Светлый фон

– Ты и впрямь так помнишь мою поэму?

– Помню! – вдруг резко вскинулся Алеша, вдруг внезапно оживляясь и тряся головой, словно стараясь стряхнуть какое-то внутреннее наваждение. – Только ты не прав, Иван. В одном ты не прав. Знаешь в чем?

– Ты слишком строго, видимо, судишь мои юношеские полуромантические полеты фантазии…

– Нет, нет – не то… Не о том. Ты не прав в концовке, в самой концовке.

– Что – Христос не должен был все время молчать?..

– Нет! Он должен был все время молчать, только не как Смердяков, а как Бог. Он не должен был другое. Христос не должен был целовать твоего инквизитора. Понимаешь – не должен был.

Иван не нашел что сказать, удивленный столь «живой» реакцией Алеши. Ясно, что за ней что-то скрывалось, может быть, очень личное, но вот что… Алеша тем временем даже встал с койки и стал нервно ходить по камере – от двери до стола, в нем что-то готовилось прорваться наружу.

– Понимаешь, ты своим поцелуем сам совершил некое святотатство. Заставив Христа поцеловать инквизитора, ты заставил Его поцеловать ложь и неправду. Ты поставил Его в положение Иуды… Да – ты фактически отождествил Иуду и Христа, заставив его повторить самое жуткое действие этого предателя. «Лобзанием ли предаешь Сына Человеческого?»… Зачем ты это сделал, брат?

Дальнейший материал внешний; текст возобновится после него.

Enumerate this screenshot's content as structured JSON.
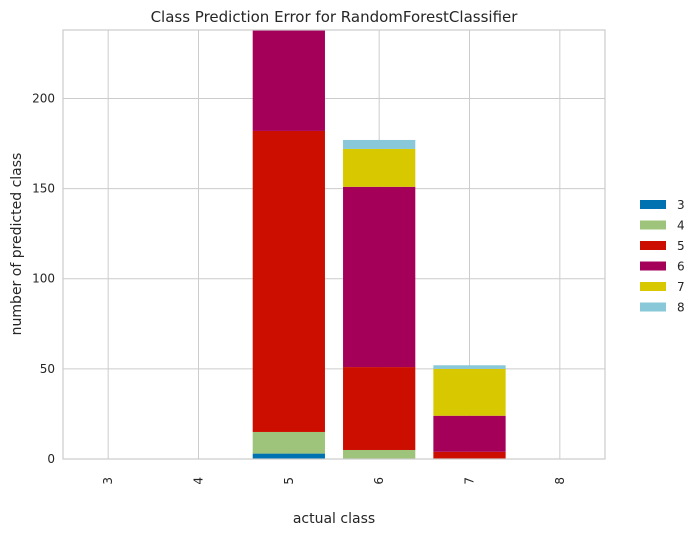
{
  "chart_data": {
    "type": "bar",
    "stacked": true,
    "title": "Class Prediction Error for RandomForestClassifier",
    "xlabel": "actual class",
    "ylabel": "number of predicted class",
    "categories": [
      "3",
      "4",
      "5",
      "6",
      "7",
      "8"
    ],
    "ylim": [
      0,
      238
    ],
    "yticks": [
      0,
      50,
      100,
      150,
      200
    ],
    "grid": true,
    "legend_position": "right",
    "series": [
      {
        "name": "3",
        "color": "#0072b2",
        "values": [
          0,
          0,
          3,
          0,
          0,
          0
        ]
      },
      {
        "name": "4",
        "color": "#9dc47a",
        "values": [
          0,
          0,
          12,
          5,
          0,
          0
        ]
      },
      {
        "name": "5",
        "color": "#cc0e00",
        "values": [
          0,
          0,
          167,
          46,
          4,
          0
        ]
      },
      {
        "name": "6",
        "color": "#a50059",
        "values": [
          0,
          0,
          56,
          100,
          20,
          0
        ]
      },
      {
        "name": "7",
        "color": "#d8c800",
        "values": [
          0,
          0,
          0,
          21,
          26,
          0
        ]
      },
      {
        "name": "8",
        "color": "#88c8d8",
        "values": [
          0,
          0,
          0,
          5,
          2,
          0
        ]
      }
    ]
  }
}
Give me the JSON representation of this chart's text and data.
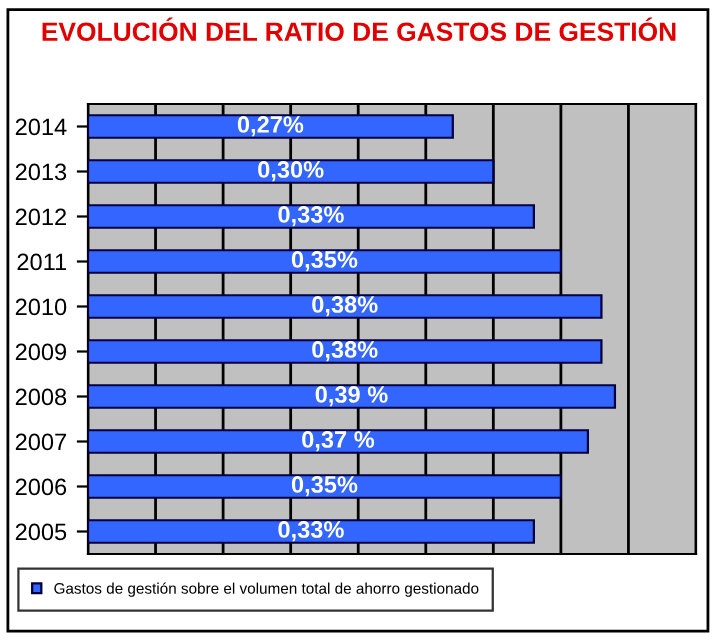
{
  "chart_data": {
    "type": "bar",
    "orientation": "horizontal",
    "title": "EVOLUCIÓN DEL RATIO DE GASTOS DE GESTIÓN",
    "categories": [
      "2014",
      "2013",
      "2012",
      "2011",
      "2010",
      "2009",
      "2008",
      "2007",
      "2006",
      "2005"
    ],
    "series": [
      {
        "name": "Gastos de gestión sobre el volumen total de ahorro gestionado",
        "color": "#3366ff",
        "values": [
          0.27,
          0.3,
          0.33,
          0.35,
          0.38,
          0.38,
          0.39,
          0.37,
          0.35,
          0.33
        ],
        "value_labels": [
          "0,27%",
          "0,30%",
          "0,33%",
          "0,35%",
          "0,38%",
          "0,38%",
          "0,39 %",
          "0,37 %",
          "0,35%",
          "0,33%"
        ]
      }
    ],
    "xlim": [
      0,
      0.45
    ],
    "xticks": [
      {
        "value": 0,
        "label": null
      },
      {
        "value": 0.05,
        "label": null
      },
      {
        "value": 0.1,
        "label": null
      },
      {
        "value": 0.15,
        "label": null
      },
      {
        "value": 0.2,
        "label": null
      },
      {
        "value": 0.25,
        "label": null
      },
      {
        "value": 0.3,
        "label": null
      },
      {
        "value": 0.35,
        "label": null
      },
      {
        "value": 0.4,
        "label": null
      },
      {
        "value": 0.45,
        "label": null
      }
    ],
    "tick_labels": "y",
    "grid": "x",
    "legend": "bottom"
  }
}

Алеша, кажется, впервые назвал Ивана «братом», и это его сильно тронуло, какое-то время не давая собраться с мыслями и что-то ответить по существу. Алеша же продолжал ходить по камере, слегка прихрамывая на левую ногу, и это тоже не укрылось от Ивана, хотелось тут же спросить о причине, но и не хотелось «сбивать» в прямом смысле слова разошедшегося Алешу:

– Понимаешь, ты своим поцелуем освятил всю гордыню инквизитора, все злое ханжество его слов, да что там – все тысячелетние заблуждения католицизма… Выходит, Христос все это понял, принял и простил… Да все эти моря крови, пролитые той же инквизицией, причем, прямо на глазах твоего Христа.

– Моего?.. – наконец, тихо пробормотал, почти прошептал, Иван.

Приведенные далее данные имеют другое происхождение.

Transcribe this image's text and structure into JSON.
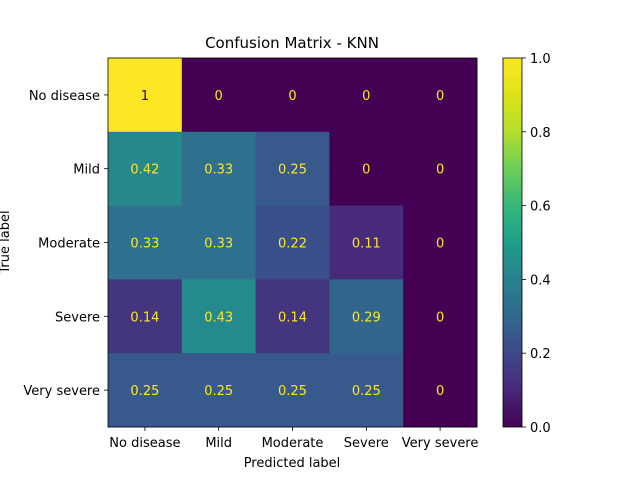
{
  "chart_data": {
    "type": "heatmap",
    "title": "Confusion Matrix - KNN",
    "xlabel": "Predicted label",
    "ylabel": "True label",
    "x_categories": [
      "No disease",
      "Mild",
      "Moderate",
      "Severe",
      "Very severe"
    ],
    "y_categories": [
      "No disease",
      "Mild",
      "Moderate",
      "Severe",
      "Very severe"
    ],
    "values": [
      [
        1,
        0,
        0,
        0,
        0
      ],
      [
        0.42,
        0.33,
        0.25,
        0,
        0
      ],
      [
        0.33,
        0.33,
        0.22,
        0.11,
        0
      ],
      [
        0.14,
        0.43,
        0.14,
        0.29,
        0
      ],
      [
        0.25,
        0.25,
        0.25,
        0.25,
        0
      ]
    ],
    "colormap": "viridis",
    "colorbar": {
      "range": [
        0.0,
        1.0
      ],
      "ticks": [
        "0.0",
        "0.2",
        "0.4",
        "0.6",
        "0.8",
        "1.0"
      ]
    },
    "annotation_color_dark_cells": "#fde725",
    "annotation_color_light_cells": "#440154"
  }
}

– Да-да, твоего!.. Не настоящего. Ты исказил образ Христа, ты придал Ему слащавую сентиментальность романтиков. И кому?!.. Тому, Кто плетью выгнал торговцев из храма!.. Кто назвал в глаза Петра «сатаной» как раз за эту слащавую сентиментальность. Ты!.. Ты, понимаешь, ты вольно или невольно – я не знаю – опошлил образ Христа. Вот чего тебе я… Я…

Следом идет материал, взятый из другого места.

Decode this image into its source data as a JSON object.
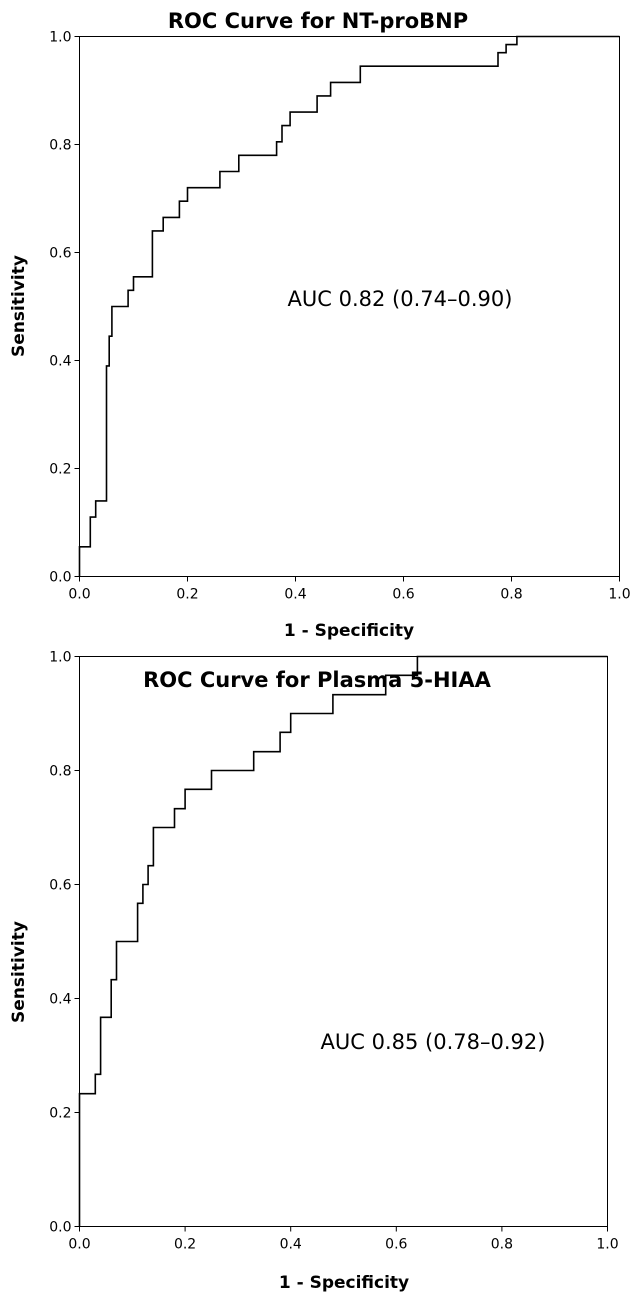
{
  "chart_data": [
    {
      "type": "line",
      "title": "ROC Curve for NT-proBNP",
      "xlabel": "1 - Specificity",
      "ylabel": "Sensitivity",
      "xlim": [
        0.0,
        1.0
      ],
      "ylim": [
        0.0,
        1.0
      ],
      "xticks": [
        "0.0",
        "0.2",
        "0.4",
        "0.6",
        "0.8",
        "1.0"
      ],
      "yticks": [
        "0.0",
        "0.2",
        "0.4",
        "0.6",
        "0.8",
        "1.0"
      ],
      "grid": false,
      "annotation": "AUC 0.82 (0.74–0.90)",
      "series": [
        {
          "x": [
            0,
            0,
            0.02,
            0.02,
            0.03,
            0.03,
            0.05,
            0.05,
            0.055,
            0.055,
            0.06,
            0.06,
            0.09,
            0.09,
            0.1,
            0.1,
            0.135,
            0.135,
            0.155,
            0.155,
            0.185,
            0.185,
            0.2,
            0.2,
            0.26,
            0.26,
            0.295,
            0.295,
            0.365,
            0.365,
            0.375,
            0.375,
            0.39,
            0.39,
            0.44,
            0.44,
            0.465,
            0.465,
            0.52,
            0.52,
            0.775,
            0.775,
            0.79,
            0.79,
            0.81,
            0.81,
            1.0
          ],
          "y": [
            0,
            0.055,
            0.055,
            0.11,
            0.11,
            0.14,
            0.14,
            0.39,
            0.39,
            0.445,
            0.445,
            0.5,
            0.5,
            0.53,
            0.53,
            0.555,
            0.555,
            0.64,
            0.64,
            0.665,
            0.665,
            0.695,
            0.695,
            0.72,
            0.72,
            0.75,
            0.75,
            0.78,
            0.78,
            0.805,
            0.805,
            0.835,
            0.835,
            0.86,
            0.86,
            0.89,
            0.89,
            0.915,
            0.915,
            0.945,
            0.945,
            0.97,
            0.97,
            0.985,
            0.985,
            1.0,
            1.0
          ]
        }
      ]
    },
    {
      "type": "line",
      "title": "ROC Curve for Plasma 5-HIAA",
      "xlabel": "1 - Specificity",
      "ylabel": "Sensitivity",
      "xlim": [
        0.0,
        1.0
      ],
      "ylim": [
        0.0,
        1.0
      ],
      "xticks": [
        "0.0",
        "0.2",
        "0.4",
        "0.6",
        "0.8",
        "1.0"
      ],
      "yticks": [
        "0.0",
        "0.2",
        "0.4",
        "0.6",
        "0.8",
        "1.0"
      ],
      "grid": false,
      "annotation": "AUC 0.85 (0.78–0.92)",
      "series": [
        {
          "x": [
            0,
            0,
            0.03,
            0.03,
            0.04,
            0.04,
            0.06,
            0.06,
            0.07,
            0.07,
            0.11,
            0.11,
            0.12,
            0.12,
            0.13,
            0.13,
            0.14,
            0.14,
            0.18,
            0.18,
            0.2,
            0.2,
            0.25,
            0.25,
            0.33,
            0.33,
            0.38,
            0.38,
            0.4,
            0.4,
            0.48,
            0.48,
            0.58,
            0.58,
            0.64,
            0.64,
            1.0
          ],
          "y": [
            0,
            0.233,
            0.233,
            0.267,
            0.267,
            0.367,
            0.367,
            0.433,
            0.433,
            0.5,
            0.5,
            0.567,
            0.567,
            0.6,
            0.6,
            0.633,
            0.633,
            0.7,
            0.7,
            0.733,
            0.733,
            0.767,
            0.767,
            0.8,
            0.8,
            0.833,
            0.833,
            0.867,
            0.867,
            0.9,
            0.9,
            0.933,
            0.933,
            0.967,
            0.967,
            1.0,
            1.0
          ]
        }
      ]
    }
  ]
}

– … «не могу простить» – ты хочешь сказать.

– Да.., в какой-то мере да, – сказал Алеша, уже успокаиваясь, и снова садясь на кровать, однако не сводя глаз с Ивана.

– Да, Алешка, ты явно не из «барабанщиков». Видишь, брат, как ты меня радуешь… Даже отрицая Христа, даже не признавая Его реального существования, ты все равно стоишь за Него.